Data Protection and Privacy Law for Developers http://www.codeproject.com/Articles/700324/Data-protection-and-privacy-law-for-developers

Role Definition for a Data Protection Officer http://www.eudataprotectionlaw.com/data-protection-officer/

The Enterprise Guide to Preparing for General Data Protection Legislation http://www.information-age.com/technology/security/123458144/enterprise-guide-preparing-eus-new-data-protection-legislation

Not forgetting the national agencies, only a few listed here.
IRL: http://www.dataprotection.ie/ UK: http://www.ico.org.uk Germany: http://www.bfd.bund.de/ France:http://www.cnil.fr/ Italy:http://www.garanteprivacy.it/

For CCPA and Data Shield references I refer back to links in the introduction.

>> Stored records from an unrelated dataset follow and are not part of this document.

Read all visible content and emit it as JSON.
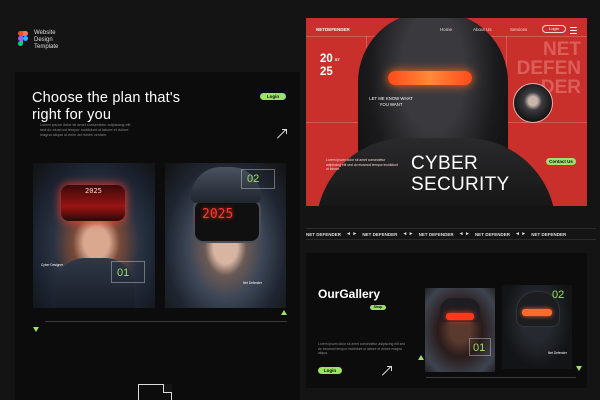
{
  "brand": {
    "lines": [
      "Website",
      "Design",
      "Template"
    ]
  },
  "left_panel": {
    "title": "Choose the plan that's right for you",
    "login_label": "Login",
    "description": "Lorem ipsum dolor sit amet consectetur adipiscing elit sed do eiusmod tempor incididunt ut labore et dolore magna aliqua ut enim ad minim veniam.",
    "card1": {
      "visor_text": "2025",
      "number": "01",
      "caption": "Cyber Designer"
    },
    "card2": {
      "visor_text": "2025",
      "number": "02",
      "caption": "Net Defender"
    }
  },
  "hero": {
    "logo": "NETDEFENDER",
    "nav": [
      "Home",
      "About Us",
      "Services"
    ],
    "login_label": "Login",
    "year_top": "20",
    "year_sup": "ST",
    "year_bottom": "25",
    "ghost_lines": [
      "NET",
      "DEFEN",
      "DER"
    ],
    "let_me_know": "LET ME KNOW WHAT YOU WANT",
    "title_line1": "CYBER",
    "title_line2": "SECURITY",
    "description": "Lorem ipsum dolor sit amet consectetur adipiscing elit sed do eiusmod tempor incididunt ut labore.",
    "contact_label": "Contact Us"
  },
  "ticker": {
    "items": [
      "NET DEFENDER",
      "NET DEFENDER",
      "NET DEFENDER",
      "NET DEFENDER",
      "NET DEFENDER"
    ],
    "separator": "◄ ►"
  },
  "gallery": {
    "title": "OurGallery",
    "shop_label": "Shop",
    "description": "Lorem ipsum dolor sit amet consectetur adipiscing elit sed do eiusmod tempor incididunt ut labore et dolore magna aliqua.",
    "login_label": "Login",
    "card1": {
      "number": "01"
    },
    "card2": {
      "number": "02",
      "caption": "Net Defender"
    }
  },
  "colors": {
    "accent": "#9be265",
    "hero_red": "#c9302c",
    "panel": "#0c0c0c",
    "background": "#141414"
  }
}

Comparison chart for CCPA and GDPR https://iapp.org/media/pdf/resource_center/CCPA_GDPR_Chart_PracticalLaw_2019.pdf

STEP 10 : Corporate Culture

Two years on from GDPR and several months on from CCPA, corporate culture has by and large adjusted to the consumer first theme of the regulations. But the success and maturity of an organizations GDPR depends on good governance [related presentation] and tearing down silo’d approach to making data protection work. Many companies suffer from poor practices of not documenting what you have particularly in a fast paced agile application development world and the perception that data security is an inhibitor within an organization.
The message of value in GDPR has to come from the top down and be consistently conveyed in training, publications and job descriptions.

Summary

Here we have discussed the importance of a data map, up to date and centralized policies, privacy by design, data protection officer competency, data loss prevention and corporate culture. The watchword of all of those is privacy by design at the moment by the regulators which makes sense as it really means, applying the rules at the early stages of projects when it’s easier to make changes. We can expect to see more specificity around what ‘appropriate security measures are’ in future versions of GDPR and CCPA. But for now, there’s still and administrative weight to get through more most firms, which companies will struggle with until innovation catches up and data management has matured even further in organizations.